Several campgrounds contacted by RVBusiness.com reported sizeable financial losses, either as a result of physical damage from the storms or indirectly as a result of negative media coverage that has kept many campgrounds empty or below their normal occupancy levels since the middle of August.
“(Hurricane) Charley wiped us out pretty good,” said Jeff Palonen, who recently took over as manager of the 125-site Lake Whippoorwill KOA, some 25 miles east of Orlando, Fla. “We were closed almost one month.
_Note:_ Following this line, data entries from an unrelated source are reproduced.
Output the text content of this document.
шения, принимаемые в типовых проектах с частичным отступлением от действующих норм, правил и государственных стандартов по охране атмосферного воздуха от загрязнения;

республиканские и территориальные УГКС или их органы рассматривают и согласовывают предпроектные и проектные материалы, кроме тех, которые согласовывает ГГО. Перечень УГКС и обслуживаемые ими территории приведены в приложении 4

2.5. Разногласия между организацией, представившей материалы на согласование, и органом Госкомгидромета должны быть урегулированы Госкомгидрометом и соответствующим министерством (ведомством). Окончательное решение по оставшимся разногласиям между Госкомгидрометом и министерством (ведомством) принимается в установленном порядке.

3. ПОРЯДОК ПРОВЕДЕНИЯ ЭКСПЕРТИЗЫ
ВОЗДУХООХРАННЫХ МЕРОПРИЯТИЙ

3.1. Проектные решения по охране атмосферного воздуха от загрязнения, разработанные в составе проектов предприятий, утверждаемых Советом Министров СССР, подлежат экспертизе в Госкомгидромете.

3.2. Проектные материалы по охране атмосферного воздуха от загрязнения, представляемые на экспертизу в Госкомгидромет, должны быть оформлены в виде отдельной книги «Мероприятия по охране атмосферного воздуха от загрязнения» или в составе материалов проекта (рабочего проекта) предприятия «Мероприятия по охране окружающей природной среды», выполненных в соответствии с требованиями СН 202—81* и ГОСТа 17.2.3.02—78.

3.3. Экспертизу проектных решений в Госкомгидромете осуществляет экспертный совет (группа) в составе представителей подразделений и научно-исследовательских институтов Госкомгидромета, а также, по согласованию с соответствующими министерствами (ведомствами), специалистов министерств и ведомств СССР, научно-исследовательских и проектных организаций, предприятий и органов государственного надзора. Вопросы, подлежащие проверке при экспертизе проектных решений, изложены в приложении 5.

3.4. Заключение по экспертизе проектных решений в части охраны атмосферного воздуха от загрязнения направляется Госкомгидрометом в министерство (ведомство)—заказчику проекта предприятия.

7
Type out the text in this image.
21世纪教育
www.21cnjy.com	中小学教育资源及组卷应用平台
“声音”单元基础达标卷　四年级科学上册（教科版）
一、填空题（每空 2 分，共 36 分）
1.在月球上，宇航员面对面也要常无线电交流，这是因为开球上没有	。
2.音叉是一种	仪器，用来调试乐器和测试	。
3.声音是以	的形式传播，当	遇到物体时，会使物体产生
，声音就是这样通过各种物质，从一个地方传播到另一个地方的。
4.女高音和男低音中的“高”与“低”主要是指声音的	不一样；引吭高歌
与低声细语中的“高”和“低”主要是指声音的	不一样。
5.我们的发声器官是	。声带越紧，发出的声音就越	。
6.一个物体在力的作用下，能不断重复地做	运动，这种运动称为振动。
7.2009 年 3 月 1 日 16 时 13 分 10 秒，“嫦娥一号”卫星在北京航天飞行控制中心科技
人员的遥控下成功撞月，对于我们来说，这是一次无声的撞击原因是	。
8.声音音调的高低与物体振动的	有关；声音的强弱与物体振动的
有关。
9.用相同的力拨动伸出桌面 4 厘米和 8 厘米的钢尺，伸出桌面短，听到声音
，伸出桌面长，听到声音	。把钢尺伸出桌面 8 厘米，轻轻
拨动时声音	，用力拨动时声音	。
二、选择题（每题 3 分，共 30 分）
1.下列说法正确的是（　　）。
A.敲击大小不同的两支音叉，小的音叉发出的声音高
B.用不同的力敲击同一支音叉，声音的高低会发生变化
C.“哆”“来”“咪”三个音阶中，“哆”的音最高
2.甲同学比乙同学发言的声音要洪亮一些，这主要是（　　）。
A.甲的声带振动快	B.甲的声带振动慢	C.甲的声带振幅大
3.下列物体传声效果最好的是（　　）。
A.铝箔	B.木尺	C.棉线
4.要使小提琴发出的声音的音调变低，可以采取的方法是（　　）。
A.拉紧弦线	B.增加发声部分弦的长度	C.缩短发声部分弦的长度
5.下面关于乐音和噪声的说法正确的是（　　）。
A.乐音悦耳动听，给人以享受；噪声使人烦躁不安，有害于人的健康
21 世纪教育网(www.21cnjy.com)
We lost probably close to 75% of our trees – big pines.”
KOA spokesman Mike Gast said three KOAs were temporarily closed in Florida because of Hurricane Ivan, with the KOA in Pensacola being among the hardest hit, having suffered the loss of seven cabins.
But while national media attention has focused on hurricane activity in Florida, some of the hardest hit campgrounds were actually in North Carolina, including River Creek Campground in Rutherfordton, which was completely submerged in floodwaters by Hurricane Frances.
“Most of the structures and the land owned by (campground owners) C.J. and Jeanne Sands were damaged or lost,” according to the Daily Courier in Forest City, N.C.
Many parks, however, endured the storms with relatively light damage to their facilities. Tom Tibbitts, owner of the 200-space Ocean Grove RV Resort in St. Augustine Beach, Fla. considers himself lucky, having sustained less than $10,000 worth of physical damage at his park.
“We lost 300 to 500 feet of fence. We lost part of the roof on our maintenance building and we lost two swimming pool pumps that were struck by lightning,” he said.
The bigger impact, he said, was the absence of campers during the first two weeks of September, which resulted in $20,000 in lost revenue. The resort would normally be filled to capacity over Labor Day weekend, with occupancies running around 50% thereafter, he said. But because of the storm activity, the campground was deserted.
Other park operators said they got through the storms with relatively little cleanup. “We got lucky here at Deer Haven RV Park in Panama City,” said park representative Steve Staton in an e-mail message. “(We) still have power and damage was just small limbs and leaves. Just a big mess to clean up.”
Laurie Petty, whose family owns the Stagecoach RV Park in St. Augustine, said the park sustained only minor damage from Hurricane Frances with a few fallen trees and lots of debris, including some shingles from a bathhouse.
“We were without phone and electricity for four days,” she said. “Prior to the power outage, we were very busy with campers coming in from areas such as Melbourne, Vero Beach, Juno Beach. Everyone was very anxious during the storm, but all were quite friendly. Most wanted to be close to I-95 so they could get back home quickly after the storm passed.”